City Council President Howard Baughman appointed the members and asked them to help end the city building stalemate.
They plan to present two or three site recommendations to City Council in a few months.
Robinson and Johnson said the committee's biggest accomplishment so far has been getting the process out in the open.
“My question, is when they (department heads) gave us the space they're asking for, I wanted to know why each department needed the space,” Robinson said. “No one can give me an answer, and the mayor said it took two years to come up with that space.”
Therefore, Robinson said the committee needed to meet with the department heads in public to find out about their space needs in a new building.
“My closing statement at our last meeting was that I'm going to ask this question at every meeting until you give me an answer,” he said. “My fellow voters want to know.”
Robinson said it looks like the committee is getting cooperation from the public.
“We're hearing a lot of positive feedback,” he said. “That makes me feel good. They know we're not puppets. Our recommendations are coming from the public.”
Johnson said his first concern when approached by Baughman was that the committee would not be taken seriously.
“Howard has given me a comfort level, and at this point I'd be very surprised if they brush us off,” he said. “The city can't afford to brush us off anymore. We have to deal with city hall. No ifs, ands or butts about it.”

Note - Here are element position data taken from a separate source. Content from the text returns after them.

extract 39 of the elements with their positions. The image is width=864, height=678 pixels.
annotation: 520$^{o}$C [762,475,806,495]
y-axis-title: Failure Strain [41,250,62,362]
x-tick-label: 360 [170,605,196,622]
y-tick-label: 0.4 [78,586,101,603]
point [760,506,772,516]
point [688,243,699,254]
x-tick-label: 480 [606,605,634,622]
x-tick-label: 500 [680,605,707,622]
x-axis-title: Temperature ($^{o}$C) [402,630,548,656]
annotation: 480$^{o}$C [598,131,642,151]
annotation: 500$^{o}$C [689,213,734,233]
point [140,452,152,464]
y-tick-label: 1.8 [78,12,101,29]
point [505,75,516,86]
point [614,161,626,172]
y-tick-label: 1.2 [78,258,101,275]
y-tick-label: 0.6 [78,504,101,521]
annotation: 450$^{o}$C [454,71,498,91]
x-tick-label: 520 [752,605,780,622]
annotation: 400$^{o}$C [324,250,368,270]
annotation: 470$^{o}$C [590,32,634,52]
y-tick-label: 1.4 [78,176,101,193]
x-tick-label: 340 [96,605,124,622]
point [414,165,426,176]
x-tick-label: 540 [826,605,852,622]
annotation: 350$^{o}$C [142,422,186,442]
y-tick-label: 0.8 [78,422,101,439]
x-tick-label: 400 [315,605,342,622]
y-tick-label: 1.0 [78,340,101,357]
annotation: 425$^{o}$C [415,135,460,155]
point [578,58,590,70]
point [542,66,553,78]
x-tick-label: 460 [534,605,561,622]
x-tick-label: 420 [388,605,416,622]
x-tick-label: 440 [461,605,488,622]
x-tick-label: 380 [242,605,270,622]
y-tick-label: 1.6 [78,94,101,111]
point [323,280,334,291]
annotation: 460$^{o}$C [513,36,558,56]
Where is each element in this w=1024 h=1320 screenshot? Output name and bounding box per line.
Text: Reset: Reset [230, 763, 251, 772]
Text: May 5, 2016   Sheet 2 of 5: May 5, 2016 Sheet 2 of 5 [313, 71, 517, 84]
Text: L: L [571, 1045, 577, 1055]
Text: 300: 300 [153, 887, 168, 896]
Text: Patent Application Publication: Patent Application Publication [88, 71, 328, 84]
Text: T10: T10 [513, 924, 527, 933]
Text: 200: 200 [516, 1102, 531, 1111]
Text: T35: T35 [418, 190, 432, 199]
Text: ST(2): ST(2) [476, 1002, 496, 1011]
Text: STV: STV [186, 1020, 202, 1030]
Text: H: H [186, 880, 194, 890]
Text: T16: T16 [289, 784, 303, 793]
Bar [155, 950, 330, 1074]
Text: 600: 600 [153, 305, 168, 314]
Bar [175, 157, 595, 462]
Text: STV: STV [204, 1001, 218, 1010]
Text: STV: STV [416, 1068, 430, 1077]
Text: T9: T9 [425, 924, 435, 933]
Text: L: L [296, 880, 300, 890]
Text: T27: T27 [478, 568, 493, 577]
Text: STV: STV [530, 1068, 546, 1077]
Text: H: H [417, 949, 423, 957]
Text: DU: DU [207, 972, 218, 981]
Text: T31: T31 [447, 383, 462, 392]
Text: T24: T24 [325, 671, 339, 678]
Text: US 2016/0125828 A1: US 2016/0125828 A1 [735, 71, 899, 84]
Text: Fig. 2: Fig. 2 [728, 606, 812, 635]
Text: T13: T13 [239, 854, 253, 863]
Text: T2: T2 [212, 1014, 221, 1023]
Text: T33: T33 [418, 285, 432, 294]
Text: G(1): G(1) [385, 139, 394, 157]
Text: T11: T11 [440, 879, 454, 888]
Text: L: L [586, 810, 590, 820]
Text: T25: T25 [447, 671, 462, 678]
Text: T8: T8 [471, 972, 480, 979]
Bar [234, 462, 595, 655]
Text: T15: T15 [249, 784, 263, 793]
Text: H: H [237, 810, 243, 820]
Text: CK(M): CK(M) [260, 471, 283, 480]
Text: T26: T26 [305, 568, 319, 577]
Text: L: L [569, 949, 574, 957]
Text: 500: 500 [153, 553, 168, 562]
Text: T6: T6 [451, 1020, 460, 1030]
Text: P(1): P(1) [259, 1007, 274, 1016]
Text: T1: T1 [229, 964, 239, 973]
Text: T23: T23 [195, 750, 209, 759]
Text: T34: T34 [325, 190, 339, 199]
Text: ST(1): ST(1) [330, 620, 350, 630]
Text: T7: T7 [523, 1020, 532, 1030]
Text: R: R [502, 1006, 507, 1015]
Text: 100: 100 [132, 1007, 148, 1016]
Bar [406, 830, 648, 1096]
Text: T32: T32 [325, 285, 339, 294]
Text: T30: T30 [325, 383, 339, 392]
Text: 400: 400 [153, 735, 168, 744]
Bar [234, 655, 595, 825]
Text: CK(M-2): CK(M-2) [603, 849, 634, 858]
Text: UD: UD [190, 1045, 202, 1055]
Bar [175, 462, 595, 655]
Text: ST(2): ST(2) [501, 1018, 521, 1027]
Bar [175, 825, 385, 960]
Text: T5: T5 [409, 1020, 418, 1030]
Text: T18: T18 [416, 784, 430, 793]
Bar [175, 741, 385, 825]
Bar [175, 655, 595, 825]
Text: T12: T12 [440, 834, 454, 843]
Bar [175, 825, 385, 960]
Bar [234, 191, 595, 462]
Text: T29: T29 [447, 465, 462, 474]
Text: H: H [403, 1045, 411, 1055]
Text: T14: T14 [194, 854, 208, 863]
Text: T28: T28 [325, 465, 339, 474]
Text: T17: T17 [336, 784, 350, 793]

City Council may not like the committee's recommendations, however.
“That's why we're taking our time and doing the documentation, dotting the ‘Is' and crossing the ‘Ts' and looking at what kind of financial sense this makes for the future of the city and comfort of the employees,” Johnson said.
Robinson said the committee is not trying to please everyone.
“But we're finding that a lot of money has been lost from grants the city didn't get because they didn't ask for on time,” he said. “There's bond relief they didn't ask for them on time. That money's gone and you can never get it back. So we're trying to find out what we can do without raising taxes and still get a building that our grandchildren will be proud of.”
Robinson's only regret is that the committee members cannot spend as much time on their work as they would like. That's because they all have full-time jobs.
“Unfortunately, you can't hire somebody to do this on a full-time basis,” Robinson said. “That's just the way it is. It's the nature of the beast.”
“We're devoting as much time as we can,” he said. “If we were full-time, we'd be way ahead of where we are. But we can't. We had to first understand what we wanted to do and understand what the city wanted us to do.”
Robinson said the former Marting's Department Store building and the municipal building are still possible city building sites.
On Tuesday, committee members also visited a lot on Third Street, the Sam's Kitchen property at Sixth and Washington streets and the former Adelphia Communications building on Washington Street.